As a grade school child, I read a book called Black Beauty. It was actually written for adults. In the first chapter the son and only heir to the family dies of a broken neck in the foolish sport of fox hunting. After this tragedy, the parents decide to sell their estate, and this begins Black Beauty’s downward plunge into the increasingly abusive world of the working horse.
If this were to be depicted as “mature content” the writer would have described every gory detail of this young man’s deadly fall, shown the psychotic cries of his parents, described memories of everything they had done wrong concerning him in the past, including dealing with his or their own sexual indiscretions. All of this would obscure the foolish waste of life caused by his hobby of fox hunting.

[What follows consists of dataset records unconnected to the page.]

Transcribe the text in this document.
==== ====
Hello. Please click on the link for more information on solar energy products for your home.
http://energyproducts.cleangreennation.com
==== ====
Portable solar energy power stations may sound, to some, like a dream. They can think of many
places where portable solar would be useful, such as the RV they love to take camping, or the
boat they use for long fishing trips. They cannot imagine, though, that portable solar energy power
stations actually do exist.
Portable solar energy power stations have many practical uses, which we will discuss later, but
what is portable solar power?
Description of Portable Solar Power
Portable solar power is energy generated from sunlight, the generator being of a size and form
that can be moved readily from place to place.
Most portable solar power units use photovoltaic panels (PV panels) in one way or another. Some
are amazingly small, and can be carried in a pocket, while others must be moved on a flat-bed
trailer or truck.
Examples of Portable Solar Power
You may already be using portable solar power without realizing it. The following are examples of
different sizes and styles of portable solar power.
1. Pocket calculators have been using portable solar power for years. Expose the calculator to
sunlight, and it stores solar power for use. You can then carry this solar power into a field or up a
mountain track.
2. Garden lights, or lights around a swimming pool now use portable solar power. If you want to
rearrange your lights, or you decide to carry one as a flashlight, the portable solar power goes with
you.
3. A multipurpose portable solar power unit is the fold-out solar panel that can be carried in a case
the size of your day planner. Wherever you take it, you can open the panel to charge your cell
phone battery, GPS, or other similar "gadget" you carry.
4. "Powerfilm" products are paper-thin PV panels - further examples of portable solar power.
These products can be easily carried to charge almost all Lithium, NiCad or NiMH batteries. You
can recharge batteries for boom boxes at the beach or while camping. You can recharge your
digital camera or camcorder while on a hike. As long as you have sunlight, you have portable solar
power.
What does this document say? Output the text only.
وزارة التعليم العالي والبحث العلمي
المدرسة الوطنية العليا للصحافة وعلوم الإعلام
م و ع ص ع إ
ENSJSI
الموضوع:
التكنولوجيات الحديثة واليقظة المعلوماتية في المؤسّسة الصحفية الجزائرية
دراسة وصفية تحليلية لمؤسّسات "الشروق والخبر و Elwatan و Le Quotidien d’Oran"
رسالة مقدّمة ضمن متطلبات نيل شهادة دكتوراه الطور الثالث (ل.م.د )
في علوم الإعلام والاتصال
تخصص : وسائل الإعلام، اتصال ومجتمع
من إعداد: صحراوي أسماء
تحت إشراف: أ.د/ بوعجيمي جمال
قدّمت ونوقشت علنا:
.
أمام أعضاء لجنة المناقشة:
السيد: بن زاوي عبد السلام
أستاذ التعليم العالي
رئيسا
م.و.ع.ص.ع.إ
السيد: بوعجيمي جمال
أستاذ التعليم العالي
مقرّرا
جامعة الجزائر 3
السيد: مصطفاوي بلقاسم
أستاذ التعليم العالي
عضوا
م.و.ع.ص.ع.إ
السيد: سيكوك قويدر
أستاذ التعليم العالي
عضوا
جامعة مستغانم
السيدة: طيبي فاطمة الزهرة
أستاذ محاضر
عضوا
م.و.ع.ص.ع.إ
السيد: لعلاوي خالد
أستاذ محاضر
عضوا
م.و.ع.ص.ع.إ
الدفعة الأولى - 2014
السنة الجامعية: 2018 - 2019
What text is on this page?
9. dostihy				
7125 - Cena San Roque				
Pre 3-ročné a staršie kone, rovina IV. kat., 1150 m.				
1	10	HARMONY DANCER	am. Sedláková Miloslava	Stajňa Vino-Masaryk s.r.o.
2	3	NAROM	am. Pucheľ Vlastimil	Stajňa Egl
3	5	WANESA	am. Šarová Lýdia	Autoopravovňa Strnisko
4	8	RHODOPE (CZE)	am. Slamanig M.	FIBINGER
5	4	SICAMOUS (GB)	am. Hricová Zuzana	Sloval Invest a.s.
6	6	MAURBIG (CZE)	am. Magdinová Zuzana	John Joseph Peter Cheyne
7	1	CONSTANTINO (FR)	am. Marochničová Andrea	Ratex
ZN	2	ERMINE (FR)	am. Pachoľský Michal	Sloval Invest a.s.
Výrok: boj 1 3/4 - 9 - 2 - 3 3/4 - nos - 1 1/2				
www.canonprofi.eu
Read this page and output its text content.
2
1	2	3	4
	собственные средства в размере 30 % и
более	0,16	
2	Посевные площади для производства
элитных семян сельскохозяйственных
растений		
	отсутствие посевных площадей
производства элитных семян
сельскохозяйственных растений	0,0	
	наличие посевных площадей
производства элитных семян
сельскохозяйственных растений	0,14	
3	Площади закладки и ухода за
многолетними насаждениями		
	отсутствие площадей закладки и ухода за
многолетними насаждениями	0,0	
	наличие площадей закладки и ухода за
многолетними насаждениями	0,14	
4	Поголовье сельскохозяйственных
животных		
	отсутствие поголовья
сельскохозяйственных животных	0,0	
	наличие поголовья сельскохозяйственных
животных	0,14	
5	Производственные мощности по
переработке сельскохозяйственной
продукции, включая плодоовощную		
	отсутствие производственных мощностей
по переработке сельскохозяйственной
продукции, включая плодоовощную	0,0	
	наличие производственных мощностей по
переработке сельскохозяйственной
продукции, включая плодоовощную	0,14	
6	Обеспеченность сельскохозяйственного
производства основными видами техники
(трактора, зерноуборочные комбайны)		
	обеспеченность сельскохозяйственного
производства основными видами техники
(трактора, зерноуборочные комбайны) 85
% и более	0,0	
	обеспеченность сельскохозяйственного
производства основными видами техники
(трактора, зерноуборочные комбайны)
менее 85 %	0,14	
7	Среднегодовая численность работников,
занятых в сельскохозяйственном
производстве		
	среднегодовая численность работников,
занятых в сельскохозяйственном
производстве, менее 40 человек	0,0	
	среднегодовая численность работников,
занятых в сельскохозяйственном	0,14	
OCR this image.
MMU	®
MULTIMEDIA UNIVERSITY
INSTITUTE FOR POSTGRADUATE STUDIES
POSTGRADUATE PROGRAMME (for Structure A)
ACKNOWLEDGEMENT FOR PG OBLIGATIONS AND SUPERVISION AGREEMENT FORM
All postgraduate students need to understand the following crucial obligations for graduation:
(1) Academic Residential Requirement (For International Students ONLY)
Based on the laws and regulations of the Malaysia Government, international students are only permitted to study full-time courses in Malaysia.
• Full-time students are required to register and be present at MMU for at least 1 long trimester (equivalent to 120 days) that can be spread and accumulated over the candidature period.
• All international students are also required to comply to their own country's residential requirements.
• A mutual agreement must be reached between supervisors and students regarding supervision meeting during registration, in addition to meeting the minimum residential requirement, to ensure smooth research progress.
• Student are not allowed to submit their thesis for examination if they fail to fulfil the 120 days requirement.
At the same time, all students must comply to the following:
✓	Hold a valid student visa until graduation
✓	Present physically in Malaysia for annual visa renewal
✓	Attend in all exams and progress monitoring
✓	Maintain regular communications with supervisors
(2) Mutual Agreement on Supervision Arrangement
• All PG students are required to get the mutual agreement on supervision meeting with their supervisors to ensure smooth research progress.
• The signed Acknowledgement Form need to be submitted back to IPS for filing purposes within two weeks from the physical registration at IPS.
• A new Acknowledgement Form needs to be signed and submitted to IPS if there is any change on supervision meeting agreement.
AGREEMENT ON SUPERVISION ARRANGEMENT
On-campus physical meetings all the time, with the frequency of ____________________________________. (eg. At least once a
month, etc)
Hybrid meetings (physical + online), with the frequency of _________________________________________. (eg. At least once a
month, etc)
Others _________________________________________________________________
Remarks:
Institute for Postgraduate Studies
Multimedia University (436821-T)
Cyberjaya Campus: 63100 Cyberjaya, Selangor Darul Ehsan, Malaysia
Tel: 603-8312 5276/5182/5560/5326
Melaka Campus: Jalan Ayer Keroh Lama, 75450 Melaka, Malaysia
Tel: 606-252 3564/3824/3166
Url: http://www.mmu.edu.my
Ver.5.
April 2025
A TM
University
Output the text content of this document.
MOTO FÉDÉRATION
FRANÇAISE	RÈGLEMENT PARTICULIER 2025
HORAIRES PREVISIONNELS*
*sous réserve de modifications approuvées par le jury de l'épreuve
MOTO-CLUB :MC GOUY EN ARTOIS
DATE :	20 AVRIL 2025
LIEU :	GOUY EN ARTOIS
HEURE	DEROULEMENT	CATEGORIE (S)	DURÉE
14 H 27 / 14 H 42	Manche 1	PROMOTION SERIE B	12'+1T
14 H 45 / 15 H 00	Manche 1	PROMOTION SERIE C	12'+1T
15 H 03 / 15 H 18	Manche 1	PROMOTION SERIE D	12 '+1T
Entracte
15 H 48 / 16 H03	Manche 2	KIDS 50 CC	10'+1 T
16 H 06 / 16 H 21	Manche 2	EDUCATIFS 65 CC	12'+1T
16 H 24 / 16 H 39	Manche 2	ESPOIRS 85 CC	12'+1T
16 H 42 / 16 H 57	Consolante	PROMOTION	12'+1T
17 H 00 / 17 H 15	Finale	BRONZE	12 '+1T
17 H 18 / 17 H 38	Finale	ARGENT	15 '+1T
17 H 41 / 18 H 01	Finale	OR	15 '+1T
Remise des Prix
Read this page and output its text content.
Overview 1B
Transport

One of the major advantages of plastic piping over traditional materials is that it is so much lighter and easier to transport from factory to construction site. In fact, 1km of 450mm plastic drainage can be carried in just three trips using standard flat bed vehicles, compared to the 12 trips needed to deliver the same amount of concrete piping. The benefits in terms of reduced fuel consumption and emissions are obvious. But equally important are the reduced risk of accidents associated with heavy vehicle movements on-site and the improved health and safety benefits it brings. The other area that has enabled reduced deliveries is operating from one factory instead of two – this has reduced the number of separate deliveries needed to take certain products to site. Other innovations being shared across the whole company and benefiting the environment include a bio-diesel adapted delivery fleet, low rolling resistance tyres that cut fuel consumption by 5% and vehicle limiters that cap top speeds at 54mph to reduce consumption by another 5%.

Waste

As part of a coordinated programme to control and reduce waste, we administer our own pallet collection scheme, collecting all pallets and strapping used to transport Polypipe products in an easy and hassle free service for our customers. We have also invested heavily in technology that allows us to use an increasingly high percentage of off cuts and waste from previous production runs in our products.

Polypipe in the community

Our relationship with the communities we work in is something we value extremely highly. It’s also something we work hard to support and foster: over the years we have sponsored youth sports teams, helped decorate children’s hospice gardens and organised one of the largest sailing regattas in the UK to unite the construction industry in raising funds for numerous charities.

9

Those kinds of explicit descriptions are not there to inform adults but rather to entertain them by immersing them into a dark world that drags emotion out of us. When this kind of story is written for YA, the author deletes some of the explicit description and adds magic, so the son can be brought back to life. No tragedy would be so dark that it could not be completely reversed. The glut of fantasy works for YA today may prevent them from seeing the actual world through books that describe real tragedies.
We often think of mature content as too disturbing to present to teenagers or someone younger. We may deal with it as a badge of honor showing our toughness that we can read these texts. But, many people are affected in a way that they do not realize as they become jaded or hardened to such content. I heard one person bemoan that even slasher horror films no longer terrified her. I do not know if this was a brag or actual plea to find novels and movies that would affect her deeply.
Mature content should preserve the impact of the event without resorting to being written in a titillating manner. One way to increase the emotional impact is to create characters that matter to the reader. Larger than life characters, such as the chosen one who will succeed no matter what or the broken alcoholic who is still very competent at his job despite his struggle with booze lose their realism. They also fail to gain the reader’s concern.
People will still read to escape sometimes, but a constant diet of violent and explicit escapism may also lead to a dose of unnecessary detachment. We leave behind a part of ourselves when being “scared to death” doesn’t seem frightening anymore. Then, I return to the book I loved as a child. I realize that Black Beauty’s downward spiral did halt with a satisfying (if not unquestionably happy) ending. I see this book as an inspiration on how to deal with mature content.